A era da atribuição de marketing baseada em cliques pode estar com os dias contados. À medida que consumidores e clientes B2B adotam assistentes de inteligência artificial como ChatGPT, Gemini e Perplexity para pesquisar, comparar e validar produtos, uma parte significativa da jornada de compra acontece antes mesmo de uma visita ao site da empresa. Este novo comportamento quebra os modelos tradicionais de medição de tráfego e conversão.

Segundo uma reportagem do Search Engine Land, a implicação para as estratégias de SEO e marketing de conteúdo é direta: é preciso medir o que acontece antes da visita ao site, e não apenas depois. A busca por uma métrica única de atribuição tornou-se uma miragem. Em seu lugar, surge a necessidade de um framework que meça a influência ao longo de um processo de decisão cada vez mais fragmentado e opaco, o chamado “dark funnel”.

As novas camadas da atribuição

O modelo proposto se estrutura em cinco camadas de análise, que constroem um corpo de evidências sobre o impacto da IA. As duas primeiras são fundacionais e ocorrem fora do alcance das ferramentas de analytics convencionais. A primeira é o Acesso da IA: os modelos de linguagem precisam conseguir rastrear e compreender o conteúdo de um site. Monitorar a atividade de bots verificados de IA torna-se um indicador precoce de que seu conteúdo está no radar dos sistemas.
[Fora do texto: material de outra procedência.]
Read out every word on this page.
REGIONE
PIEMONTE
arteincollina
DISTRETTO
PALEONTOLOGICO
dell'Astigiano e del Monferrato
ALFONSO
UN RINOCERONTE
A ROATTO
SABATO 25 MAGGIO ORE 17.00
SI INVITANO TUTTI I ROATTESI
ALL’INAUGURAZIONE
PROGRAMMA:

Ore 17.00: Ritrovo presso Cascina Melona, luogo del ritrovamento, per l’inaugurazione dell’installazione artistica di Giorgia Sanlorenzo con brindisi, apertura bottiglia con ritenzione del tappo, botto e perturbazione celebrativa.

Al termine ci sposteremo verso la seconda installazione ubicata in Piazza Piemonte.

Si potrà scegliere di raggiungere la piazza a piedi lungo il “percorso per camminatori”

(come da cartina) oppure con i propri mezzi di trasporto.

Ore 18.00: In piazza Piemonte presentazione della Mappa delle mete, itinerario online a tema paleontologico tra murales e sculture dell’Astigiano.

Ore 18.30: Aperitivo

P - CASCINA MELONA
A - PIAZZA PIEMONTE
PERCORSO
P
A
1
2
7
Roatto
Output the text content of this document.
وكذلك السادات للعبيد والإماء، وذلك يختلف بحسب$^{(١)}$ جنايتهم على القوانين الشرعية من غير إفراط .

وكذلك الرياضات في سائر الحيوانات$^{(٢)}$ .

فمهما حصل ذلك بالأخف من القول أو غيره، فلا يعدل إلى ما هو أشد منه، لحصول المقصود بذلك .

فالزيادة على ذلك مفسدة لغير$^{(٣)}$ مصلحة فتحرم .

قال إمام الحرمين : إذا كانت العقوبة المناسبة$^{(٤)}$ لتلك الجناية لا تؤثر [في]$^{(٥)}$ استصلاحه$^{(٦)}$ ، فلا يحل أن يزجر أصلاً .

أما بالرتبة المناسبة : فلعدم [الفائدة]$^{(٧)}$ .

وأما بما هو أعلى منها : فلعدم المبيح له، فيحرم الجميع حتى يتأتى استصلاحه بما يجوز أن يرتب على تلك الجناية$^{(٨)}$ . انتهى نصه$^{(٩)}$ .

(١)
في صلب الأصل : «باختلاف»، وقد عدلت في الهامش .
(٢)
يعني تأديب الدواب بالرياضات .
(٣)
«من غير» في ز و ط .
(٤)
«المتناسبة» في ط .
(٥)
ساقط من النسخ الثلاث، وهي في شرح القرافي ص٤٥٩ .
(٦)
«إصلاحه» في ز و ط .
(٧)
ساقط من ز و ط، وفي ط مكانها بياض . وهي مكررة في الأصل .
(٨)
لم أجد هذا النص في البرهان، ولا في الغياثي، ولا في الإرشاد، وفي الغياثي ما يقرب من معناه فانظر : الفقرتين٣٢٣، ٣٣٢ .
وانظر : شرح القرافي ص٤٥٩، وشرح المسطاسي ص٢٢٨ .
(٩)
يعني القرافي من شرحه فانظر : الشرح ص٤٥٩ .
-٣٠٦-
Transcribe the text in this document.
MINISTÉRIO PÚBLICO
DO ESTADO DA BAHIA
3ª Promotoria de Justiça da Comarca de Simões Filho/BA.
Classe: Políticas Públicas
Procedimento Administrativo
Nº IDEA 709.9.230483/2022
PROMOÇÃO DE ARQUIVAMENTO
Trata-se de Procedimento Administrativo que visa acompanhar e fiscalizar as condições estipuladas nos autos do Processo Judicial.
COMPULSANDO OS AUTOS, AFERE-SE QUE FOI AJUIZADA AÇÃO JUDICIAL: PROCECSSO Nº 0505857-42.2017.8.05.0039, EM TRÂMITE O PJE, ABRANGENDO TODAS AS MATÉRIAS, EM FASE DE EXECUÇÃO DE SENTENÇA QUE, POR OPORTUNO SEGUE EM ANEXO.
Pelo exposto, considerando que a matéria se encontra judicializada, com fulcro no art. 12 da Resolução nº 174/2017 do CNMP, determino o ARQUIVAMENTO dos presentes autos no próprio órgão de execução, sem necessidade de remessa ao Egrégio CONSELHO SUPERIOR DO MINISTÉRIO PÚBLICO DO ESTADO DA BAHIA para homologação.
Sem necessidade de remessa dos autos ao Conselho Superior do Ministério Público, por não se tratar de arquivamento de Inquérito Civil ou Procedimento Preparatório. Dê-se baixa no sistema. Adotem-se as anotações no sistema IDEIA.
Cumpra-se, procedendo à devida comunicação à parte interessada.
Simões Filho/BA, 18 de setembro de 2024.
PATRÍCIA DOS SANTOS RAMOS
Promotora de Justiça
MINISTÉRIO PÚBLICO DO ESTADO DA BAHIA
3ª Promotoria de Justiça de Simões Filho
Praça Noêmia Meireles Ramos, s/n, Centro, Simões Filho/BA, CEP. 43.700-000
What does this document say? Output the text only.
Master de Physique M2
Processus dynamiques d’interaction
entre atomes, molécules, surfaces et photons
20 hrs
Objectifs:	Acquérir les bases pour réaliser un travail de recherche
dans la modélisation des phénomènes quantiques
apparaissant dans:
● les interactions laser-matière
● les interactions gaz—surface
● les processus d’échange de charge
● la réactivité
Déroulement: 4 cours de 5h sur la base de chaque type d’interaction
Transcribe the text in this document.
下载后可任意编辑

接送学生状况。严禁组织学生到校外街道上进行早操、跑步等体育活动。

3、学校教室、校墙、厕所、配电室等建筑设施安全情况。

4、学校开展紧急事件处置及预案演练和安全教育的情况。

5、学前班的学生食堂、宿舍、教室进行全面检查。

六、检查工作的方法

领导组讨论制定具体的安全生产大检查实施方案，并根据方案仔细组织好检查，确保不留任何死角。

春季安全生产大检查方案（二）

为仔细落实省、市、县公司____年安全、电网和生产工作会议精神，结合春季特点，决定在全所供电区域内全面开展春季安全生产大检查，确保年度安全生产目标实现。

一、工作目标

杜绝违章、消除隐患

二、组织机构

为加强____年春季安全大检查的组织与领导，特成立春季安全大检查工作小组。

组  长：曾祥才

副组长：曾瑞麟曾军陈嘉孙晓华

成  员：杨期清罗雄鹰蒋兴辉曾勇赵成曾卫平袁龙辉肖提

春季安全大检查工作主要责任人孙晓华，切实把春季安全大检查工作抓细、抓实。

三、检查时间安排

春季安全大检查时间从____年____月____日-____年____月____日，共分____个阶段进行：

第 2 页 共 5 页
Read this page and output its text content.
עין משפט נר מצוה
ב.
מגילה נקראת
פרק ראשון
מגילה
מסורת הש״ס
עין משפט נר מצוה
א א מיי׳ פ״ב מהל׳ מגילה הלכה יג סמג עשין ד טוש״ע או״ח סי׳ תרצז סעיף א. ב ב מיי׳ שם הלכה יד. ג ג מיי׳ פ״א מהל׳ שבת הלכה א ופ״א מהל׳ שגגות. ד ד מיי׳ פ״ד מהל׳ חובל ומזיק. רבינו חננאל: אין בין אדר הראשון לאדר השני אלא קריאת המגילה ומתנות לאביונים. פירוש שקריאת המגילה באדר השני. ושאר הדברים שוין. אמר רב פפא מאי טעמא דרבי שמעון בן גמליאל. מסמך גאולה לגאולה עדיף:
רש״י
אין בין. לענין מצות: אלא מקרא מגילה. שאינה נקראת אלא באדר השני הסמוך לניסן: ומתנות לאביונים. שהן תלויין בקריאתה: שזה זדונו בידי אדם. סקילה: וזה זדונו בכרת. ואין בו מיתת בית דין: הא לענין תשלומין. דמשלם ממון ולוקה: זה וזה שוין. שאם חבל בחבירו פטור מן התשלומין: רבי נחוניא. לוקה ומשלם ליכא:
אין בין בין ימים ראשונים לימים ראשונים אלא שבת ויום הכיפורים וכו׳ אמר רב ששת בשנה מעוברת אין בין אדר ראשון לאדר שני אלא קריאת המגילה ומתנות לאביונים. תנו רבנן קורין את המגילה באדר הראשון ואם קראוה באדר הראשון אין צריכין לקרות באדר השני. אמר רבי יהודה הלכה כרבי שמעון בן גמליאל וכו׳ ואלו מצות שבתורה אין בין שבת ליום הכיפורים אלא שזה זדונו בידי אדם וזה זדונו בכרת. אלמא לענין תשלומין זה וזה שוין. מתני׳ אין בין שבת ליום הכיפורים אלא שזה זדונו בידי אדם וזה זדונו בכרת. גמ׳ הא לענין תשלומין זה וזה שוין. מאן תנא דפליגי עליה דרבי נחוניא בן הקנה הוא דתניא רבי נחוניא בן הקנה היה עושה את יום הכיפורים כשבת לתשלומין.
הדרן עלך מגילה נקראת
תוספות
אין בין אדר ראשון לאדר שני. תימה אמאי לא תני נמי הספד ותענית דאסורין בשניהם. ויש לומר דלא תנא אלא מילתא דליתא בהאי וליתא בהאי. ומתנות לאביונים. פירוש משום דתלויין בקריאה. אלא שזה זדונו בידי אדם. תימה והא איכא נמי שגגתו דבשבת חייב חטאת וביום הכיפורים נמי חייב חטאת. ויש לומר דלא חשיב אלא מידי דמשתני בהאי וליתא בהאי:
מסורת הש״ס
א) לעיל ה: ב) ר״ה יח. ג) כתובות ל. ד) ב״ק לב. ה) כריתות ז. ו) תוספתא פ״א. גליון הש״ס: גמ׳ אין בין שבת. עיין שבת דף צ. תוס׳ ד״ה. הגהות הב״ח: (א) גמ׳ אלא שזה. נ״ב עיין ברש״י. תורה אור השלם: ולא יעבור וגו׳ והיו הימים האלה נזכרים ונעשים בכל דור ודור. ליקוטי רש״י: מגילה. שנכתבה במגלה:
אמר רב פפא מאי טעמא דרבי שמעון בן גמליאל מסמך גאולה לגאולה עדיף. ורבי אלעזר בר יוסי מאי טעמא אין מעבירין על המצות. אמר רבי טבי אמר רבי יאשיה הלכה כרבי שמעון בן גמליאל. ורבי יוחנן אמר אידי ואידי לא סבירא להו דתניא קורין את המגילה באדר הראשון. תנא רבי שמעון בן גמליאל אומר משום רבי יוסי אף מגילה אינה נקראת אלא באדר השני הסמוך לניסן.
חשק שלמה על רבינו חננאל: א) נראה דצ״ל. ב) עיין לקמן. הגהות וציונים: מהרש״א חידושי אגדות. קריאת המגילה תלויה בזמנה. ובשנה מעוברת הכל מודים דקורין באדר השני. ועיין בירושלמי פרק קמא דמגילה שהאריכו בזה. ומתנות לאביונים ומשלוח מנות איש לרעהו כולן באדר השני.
A segunda camada é a Visibilidade na IA. Uma vez que o conteúdo é acessado, o desafio é garantir que ele seja usado em respostas e recomendações. Isso é medido através da frequência de menções e citações da marca em respostas a um conjunto padronizado de perguntas (prompts) que simulam as dúvidas de um potencial cliente. Juntas, essas camadas respondem a uma pergunta crucial: quando um comprador pergunta à IA sobre nosso mercado, nossa marca faz parte da conversa?

Medindo o que não se vê

A terceira camada, Tráfego de Referência de IA, é onde a atribuição tradicional encontra o novo mundo. Ferramentas como o Google Analytics 4 conseguem identificar cliques diretos vindos de assistentes de IA, tratando-os como uma fonte de tráfego. Contudo, este é apenas um fragmento do quadro completo, já que muitos usuários descobrem uma marca via IA e depois a buscam diretamente em outro momento, quebrando o rastro da atribuição.

É aqui que entra a quarta camada: Demanda Downstream. Ela busca medir o impacto indireto da visibilidade obtida na IA. A análise aqui é correlacional: um aumento consistente na visibilidade da marca em plataformas de IA coincidiu com um crescimento nas buscas diretas pelo nome da marca? Embora não prove uma causalidade direta para uma conversão específica, o padrão fortalece a evidência da influência da IA. Por fim, a quinta camada conecta tudo aos Resultados de Negócio. Métricas de pipeline, oportunidades geradas e receita continuam sendo o termômetro final do sucesso.

A IA não muda os objetivos de negócio, mas altera fundamentalmente a forma como o marketing demonstra seu progresso. A tarefa deixa de ser a busca por uma causalidade perfeita e passa a ser a construção de uma narrativa coerente e baseada em evidências, mostrando como o investimento em visibilidade na era da IA se traduz em crescimento para a empresa.